Omar M et al. · medRxiv · 2025 · https://doi.org/10.1101/2025.11.25.25340972

Across 10 million clinical scenarios, LLMs produced harmful outputs in 11.7% of cases; social-pressure framing increased this to 16.6%. A brief safety reminder reduced harm but did not eliminate it. ALMA exists because this residual harm rate is unacceptable in chronic care — and because prompt-level mitigations alone are insufficient.

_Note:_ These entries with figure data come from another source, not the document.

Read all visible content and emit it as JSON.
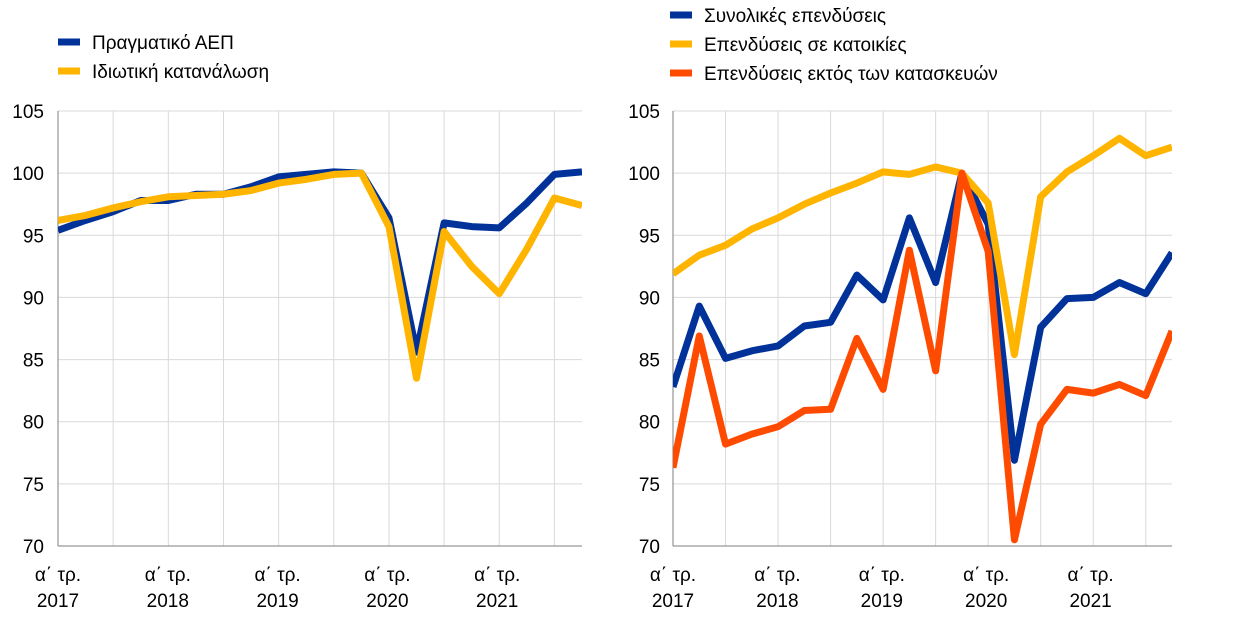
{
  "colors": {
    "blue": "#003299",
    "yellow": "#FFB400",
    "orange": "#FF4B00"
  },
  "chart_data": [
    {
      "type": "line",
      "x": [
        "2017Q1",
        "2017Q2",
        "2017Q3",
        "2017Q4",
        "2018Q1",
        "2018Q2",
        "2018Q3",
        "2018Q4",
        "2019Q1",
        "2019Q2",
        "2019Q3",
        "2019Q4",
        "2020Q1",
        "2020Q2",
        "2020Q3",
        "2020Q4",
        "2021Q1",
        "2021Q2",
        "2021Q3",
        "2021Q4"
      ],
      "x_tick_labels": [
        {
          "line1": "α΄ τρ.",
          "line2": "2017"
        },
        {
          "line1": "α΄ τρ.",
          "line2": "2018"
        },
        {
          "line1": "α΄ τρ.",
          "line2": "2019"
        },
        {
          "line1": "α΄ τρ.",
          "line2": "2020"
        },
        {
          "line1": "α΄ τρ.",
          "line2": "2021"
        }
      ],
      "y_ticks": [
        "70",
        "75",
        "80",
        "85",
        "90",
        "95",
        "100",
        "105"
      ],
      "ylim": [
        70,
        105
      ],
      "grid": true,
      "legend_position": "top-left",
      "series": [
        {
          "name": "Πραγματικό ΑΕΠ",
          "color": "#003299",
          "values": [
            95.4,
            96.2,
            96.9,
            97.8,
            97.8,
            98.3,
            98.3,
            98.9,
            99.7,
            99.9,
            100.1,
            100.0,
            96.4,
            85.6,
            96.0,
            95.7,
            95.6,
            97.6,
            99.9,
            100.1
          ]
        },
        {
          "name": "Ιδιωτική κατανάλωση",
          "color": "#FFB400",
          "values": [
            96.2,
            96.6,
            97.2,
            97.7,
            98.1,
            98.2,
            98.3,
            98.6,
            99.2,
            99.5,
            99.9,
            100.0,
            95.7,
            83.5,
            95.3,
            92.5,
            90.3,
            93.9,
            98.0,
            97.4
          ]
        }
      ]
    },
    {
      "type": "line",
      "x": [
        "2017Q1",
        "2017Q2",
        "2017Q3",
        "2017Q4",
        "2018Q1",
        "2018Q2",
        "2018Q3",
        "2018Q4",
        "2019Q1",
        "2019Q2",
        "2019Q3",
        "2019Q4",
        "2020Q1",
        "2020Q2",
        "2020Q3",
        "2020Q4",
        "2021Q1",
        "2021Q2",
        "2021Q3",
        "2021Q4"
      ],
      "x_tick_labels": [
        {
          "line1": "α΄ τρ.",
          "line2": "2017"
        },
        {
          "line1": "α΄ τρ.",
          "line2": "2018"
        },
        {
          "line1": "α΄ τρ.",
          "line2": "2019"
        },
        {
          "line1": "α΄ τρ.",
          "line2": "2020"
        },
        {
          "line1": "α΄ τρ.",
          "line2": "2021"
        }
      ],
      "y_ticks": [
        "70",
        "75",
        "80",
        "85",
        "90",
        "95",
        "100",
        "105"
      ],
      "ylim": [
        70,
        105
      ],
      "grid": true,
      "legend_position": "top-left",
      "series": [
        {
          "name": "Συνολικές επενδύσεις",
          "color": "#003299",
          "values": [
            82.8,
            89.3,
            85.1,
            85.7,
            86.1,
            87.7,
            88.0,
            91.8,
            89.8,
            96.4,
            91.2,
            100.0,
            95.9,
            76.9,
            87.6,
            89.9,
            90.0,
            91.2,
            90.3,
            93.6
          ]
        },
        {
          "name": "Επενδύσεις σε κατοικίες",
          "color": "#FFB400",
          "values": [
            91.9,
            93.4,
            94.2,
            95.5,
            96.4,
            97.5,
            98.4,
            99.2,
            100.1,
            99.9,
            100.5,
            100.0,
            97.6,
            85.4,
            98.1,
            100.1,
            101.4,
            102.8,
            101.4,
            102.1
          ]
        },
        {
          "name": "Επενδύσεις εκτός των κατασκευών",
          "color": "#FF4B00",
          "values": [
            76.3,
            86.9,
            78.2,
            79.0,
            79.6,
            80.9,
            81.0,
            86.7,
            82.6,
            93.8,
            84.1,
            100.0,
            93.7,
            70.5,
            79.8,
            82.6,
            82.3,
            83.0,
            82.1,
            87.3
          ]
        }
      ]
    }
  ]
}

[5] MATRIX: Multi-Agent Simulation Framework for Safe Interactions and Contextual Clinical Conversational Evaluation

Lim E et al. · arXiv · 2025 · https://hf.co/papers/2508.19163

Safety-oriented taxonomy for clinical dialogue evaluation combining safety engineering methodology, an LLM-based evaluator, and a simulated patient agent — the closest published framework to ALMA's 30-case evaluation set and per-severity metrics. ALMA differs in being a deterministic pre-publish gate rather than a post-hoc benchmark.

[6] A Field Guide to Deploying AI Agents in Clinical Practice

Gallifant J et al. · arXiv · 2025 · https://hf.co/papers/2509.26153

Sociotechnical framework for clinical AI agent deployment covering governance, system drift, and integration with EHR workflows. IO's roadmap (versioned milestones, audit logs, human-on-loop design) directly implements the deployment posture this paper recommends.

PubMed references include DOI links to original publications. arXiv references link to the Hugging Face Papers index.